To my left, a girl shivering, her head repeatedly smooshed into the chest of a boy who looked like Scarecrow from “Wizard of Oz.” Her friend kept trying to speak to her, but Scarecrow didn’t allow it — he just kept smooshing. To my right, a couple in anguish, running around to yell at each other from different angles on the frat quad. “Literally don’t!” the girl screamed, but to no avail. The boy continued to do. 

“I think we have a good chance of getting in,” said a boy on the treacherous steps of Sigma Phi Epsilon. The steps of Theta Chi contained a similar tense longing, with a group of girls asking the little stinkers at the door if they recognized her friend from Tinder. 

Is this who we really are? Humans bound to each other by an unspoken contract: Give me your body or time and I’ll let you into my shitty basement. The alcohol is always mediocre, the tunes are middling at best, there’s always one person on the dangerous verge of collapse, and still, we continue to do it. We point our Party City laser lights at the crumbling ceiling of the basement, jump up and down, and hope that maybe tonight, we’ll go back to someone’s dorm and they won’t make us feel dead inside. Maybe tonight. 

My friends and I did eventually get into Sig Ep, and it was fine. I don’t know what the theme was, so that gets a zero. There were a lot of people dancing and one guy was wearing a top hat, so attendance gets an eight. Atmosphere was humid, someone pushed me out of the way as I was trying to enter, but everyone looked like they were having fun, so that gets a seven.

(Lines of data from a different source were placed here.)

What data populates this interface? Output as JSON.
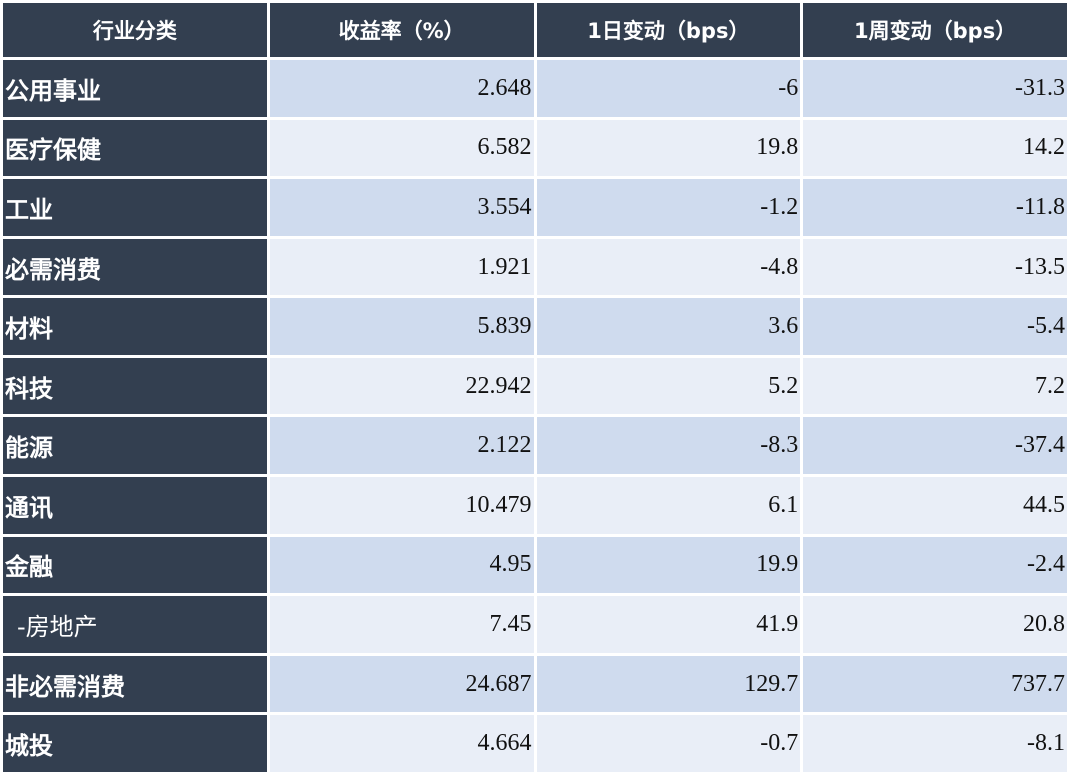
{
  "table": {
    "header": [
      "行业分类",
      "收益率（%）",
      "1日变动（bps）",
      "1周变动（bps）"
    ],
    "rows": [
      [
        "公用事业",
        "2.648",
        "-6",
        "-31.3"
      ],
      [
        "医疗保健",
        "6.582",
        "19.8",
        "14.2"
      ],
      [
        "工业",
        "3.554",
        "-1.2",
        "-11.8"
      ],
      [
        "必需消费",
        "1.921",
        "-4.8",
        "-13.5"
      ],
      [
        "材料",
        "5.839",
        "3.6",
        "-5.4"
      ],
      [
        "科技",
        "22.942",
        "5.2",
        "7.2"
      ],
      [
        "能源",
        "2.122",
        "-8.3",
        "-37.4"
      ],
      [
        "通讯",
        "10.479",
        "6.1",
        "44.5"
      ],
      [
        "金融",
        "4.95",
        "19.9",
        "-2.4"
      ],
      [
        "-房地产",
        "7.45",
        "41.9",
        "20.8"
      ],
      [
        "非必需消费",
        "24.687",
        "129.7",
        "737.7"
      ],
      [
        "城投",
        "4.664",
        "-0.7",
        "-8.1"
      ]
    ]
  }
}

Sig Ep’s final score is a five. How nice for them. 

Outside again, I was shivering. The chill in the air cut through my jacket, my sweater, and into the small part of me that wonders if I’ll ever fit in with these people. Could I ever make myself happy in that place? Dancing with sweating strangers who all want something? It could be sex or alcohol, wanting to defy their parents, or just wanting to feel something. My fingers were frozen and I didn’t feel anything. Dicks look like Goomba from Super Mario Bros.